Scientific classification
- Kingdom: Plantae
- Clade: Tracheophytes
- Clade: Angiosperms
- Clade: Monocots
- Order: Asparagales
- Family: Orchidaceae
- Subfamily: Orchidoideae
- Tribe: Diurideae
- Genus: Adenochilus
- Species: A. nortonii
- Binomial name: Adenochilus nortonii Fitzg.
- Synonyms: Adenochilus nortoni Fitzg. orth. var.; Caladenia nortoni F.Muell. orth. var.; Caladenia nortonii (Fitzg.) F.Muell.;

= Adenochilus nortonii =

- Genus: Adenochilus
- Species: nortonii
- Authority: Fitzg.
- Synonyms: Adenochilus nortoni Fitzg. orth. var., Caladenia nortoni F.Muell. orth. var., Caladenia nortonii (Fitzg.) F.Muell.

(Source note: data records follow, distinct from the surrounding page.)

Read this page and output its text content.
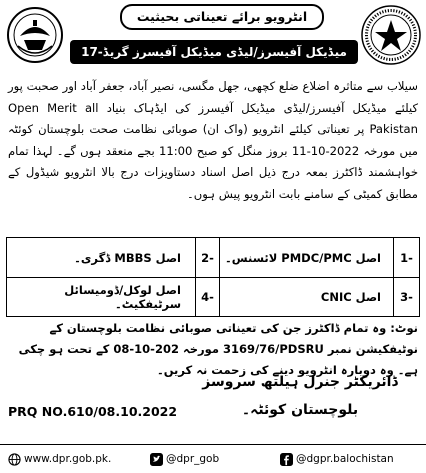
انٹرویو برائے تعیناتی بحیثیت
میڈیکل آفیسرز/لیڈی میڈیکل آفیسرز گریڈ-17
سیلاب سے متاثرہ اضلاع ضلع کچھی، جھل مگسی، نصیر آباد، جعفر آباد اور صحبت پور کیلئے میڈیکل آفیسرز/لیڈی میڈیکل آفیسرز کی ایڈہاک بنیاد Open Merit all Pakistan پر تعیناتی کیلئے انٹرویو (واک ان) صوبائی نظامت صحت بلوچستان کوئٹہ میں مورخہ 11-10-2022 بروز منگل کو صبح 11:00 بجے منعقد ہوں گے۔ لہذا تمام خواہشمند ڈاکٹرز بمعہ درج ذیل اصل اسناد دستاویزات درج بالا انٹرویو شیڈول کے مطابق کمیٹی کے سامنے بابت انٹرویو پیش ہوں۔
-1
اصل PMDC/PMC لائسنس۔
-2
اصل MBBS ڈگری۔
-3
اصل CNIC
-4
اصل لوکل/ڈومیسائل سرٹیفکیٹ۔
نوٹ: وہ تمام ڈاکٹرز جن کی تعیناتی صوبائی نظامت بلوچستان کے نوٹیفکیشن نمبر 3169/76/PDSRU مورخہ 08-10-202 کے تحت ہو چکی ہے۔ وہ دوبارہ انٹرویو دینے کی زحمت نہ کریں۔
ڈائریکٹر جنرل ہیلتھ سروسز
بلوچستان کوئٹہ۔
PRQ NO.610/08.10.2022
www.dpr.gob.pk.	@dpr_gob	@dgpr.balochistan
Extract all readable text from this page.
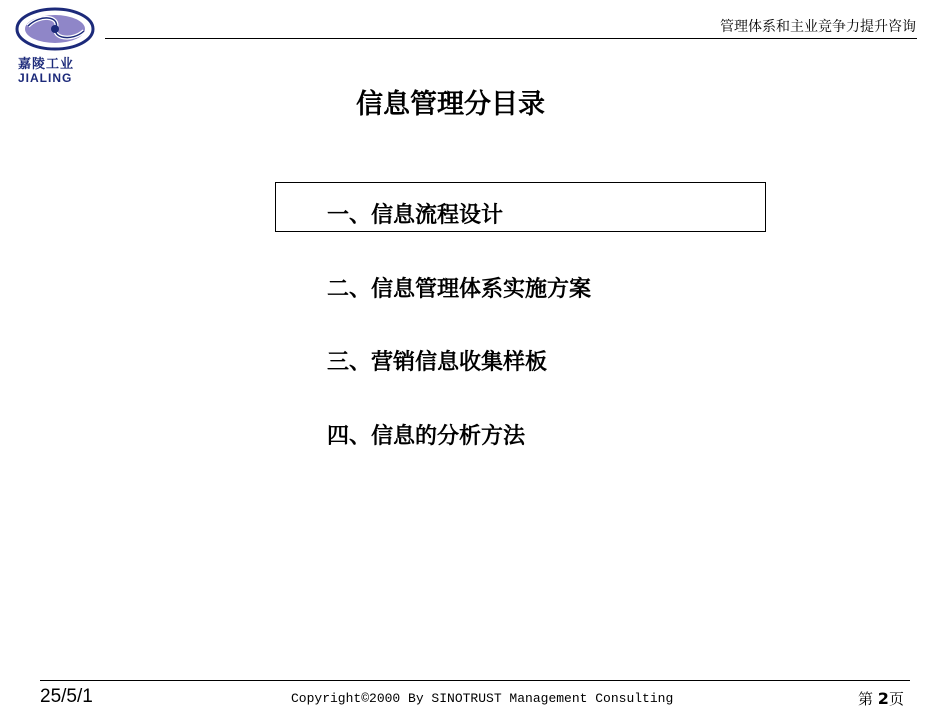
嘉陵工业
JIALING
管理体系和主业竞争力提升咨询
信息管理分目录
一、信息流程设计
二、信息管理体系实施方案
三、营销信息收集样板
四、信息的分析方法
25/5/1	Copyright©2000 By SINOTRUST Management Consulting	第 2页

Species of flowering plant

Adenochilus nortonii, commonly known as the white gnome orchid or Australian gnome orchid, is a plant in the orchid family Orchidaceae and is endemic to a few isolated locations in New South Wales. It has a long, thin underground rhizome, a single leaf and a single white flower with reddish glandular hairs on the outside. Its labellum has red bars and a central band of yellow calli.

==Description==
Adenochilus nortonii is a terrestrial, perennial, deciduous, herb with a long, thin, horizontal rhizome and a single egg-shaped to lance-shaped leaf, 15-35 mm long and 10-16 mm wide with reddish spots on the lower surface. A single white flower 15-20 mm long and 20-30 mm wide is borne on the end of a flowering spike 60-120 mm tall. The outer surface of the sepals and petals is covered with reddish glandular hairs. The dorsal sepal is broad elliptic in shape, 12-16 mm long, 7-8 mm wide and forms a hood over the labellum and column. The lateral sepals are 13-16 mm long, 4-5 mm wide and spread widely apart from each other. The petals are 10-14 mm long, about 3 mm wide and slightly erect. The labellum is strongly curved when viewed from the side, about 5 mm long and 4-5 mm wide, with three lobes with red bars. The middle lobe is narrow with a dense central band of yellow calli and the side lobes are broader. Flowering occurs in November and December.

==Taxonomy and naming==
Adenochilus nortonii was first formally described in 1876 by Robert FitzGerald from a specimen collected near Mount Victoria and the description was published in his book Australian Orchids. The specific epithet (nortonii) honours James Norton (1824-1906), an amateur botanist and friend of Fitzgerald.

==Distribution and habitat==
The white gnome orchid grows in rock crevices, in sphagnum and near creeks in beech forest, usually above 900 m. It is found in the Blue Mountains, Barrington Tops and Point Lookout areas.